Su argumento se apoya en métricas recientes. En 2023, Claude 2 resolvía alrededor del 2 % de los casos de SWE-Bench; el modelo Claude Mythos Preview alcanza el 93,9 %. La organización METR documenta que el tiempo de trabajo autónomo sostenido de los modelos pasó de 30 segundos con GPT-3.5 en 2022 a 12 horas con Claude Opus 4.6 en 2026, y la investigadora Ajeya Cotra prevé que algunos sistemas alcancen las 100 horas de autonomía este año, un umbral que cubriría la mayor parte de la investigación en IA.
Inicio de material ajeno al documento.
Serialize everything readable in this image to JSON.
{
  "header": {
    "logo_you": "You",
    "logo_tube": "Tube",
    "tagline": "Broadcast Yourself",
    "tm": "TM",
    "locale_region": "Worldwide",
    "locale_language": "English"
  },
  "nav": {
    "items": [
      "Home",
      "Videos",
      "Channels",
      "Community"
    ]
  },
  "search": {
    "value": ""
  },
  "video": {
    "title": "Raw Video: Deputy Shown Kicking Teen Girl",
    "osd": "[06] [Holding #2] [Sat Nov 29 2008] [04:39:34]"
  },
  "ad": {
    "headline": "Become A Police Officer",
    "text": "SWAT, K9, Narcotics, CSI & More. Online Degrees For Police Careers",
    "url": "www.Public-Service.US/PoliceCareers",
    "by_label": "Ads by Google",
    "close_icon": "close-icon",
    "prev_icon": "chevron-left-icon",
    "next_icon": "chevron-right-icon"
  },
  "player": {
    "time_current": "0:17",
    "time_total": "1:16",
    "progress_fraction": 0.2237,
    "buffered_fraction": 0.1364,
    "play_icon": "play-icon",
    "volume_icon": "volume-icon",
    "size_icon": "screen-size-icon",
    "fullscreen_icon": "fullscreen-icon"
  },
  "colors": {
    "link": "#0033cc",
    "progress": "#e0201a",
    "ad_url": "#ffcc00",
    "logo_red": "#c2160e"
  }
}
El avance ya se refleja en pruebas como CORE-Bench, superada en diciembre de 2025 con un 95,5 % de éxito por Opus 4.5, y en el hecho de que los sistemas actuales logran aproximadamente la mitad de la mejora que un investigador humano al entrenar modelos pequeños. Sam Altman (OpenAI) ha declarado que quiere un asistente de investigación automatizado antes de septiembre de 2026, y la startup Recursive Superintelligence ha levantado 500 millones de dólares con ese objetivo.
Clark advierte de que las técnicas de alineamiento podrían degradarse tras cientos de generaciones de autoentrenamiento y duda de que la IA aporte la creatividad necesaria para saltos conceptuales como la arquitectura de transformadores.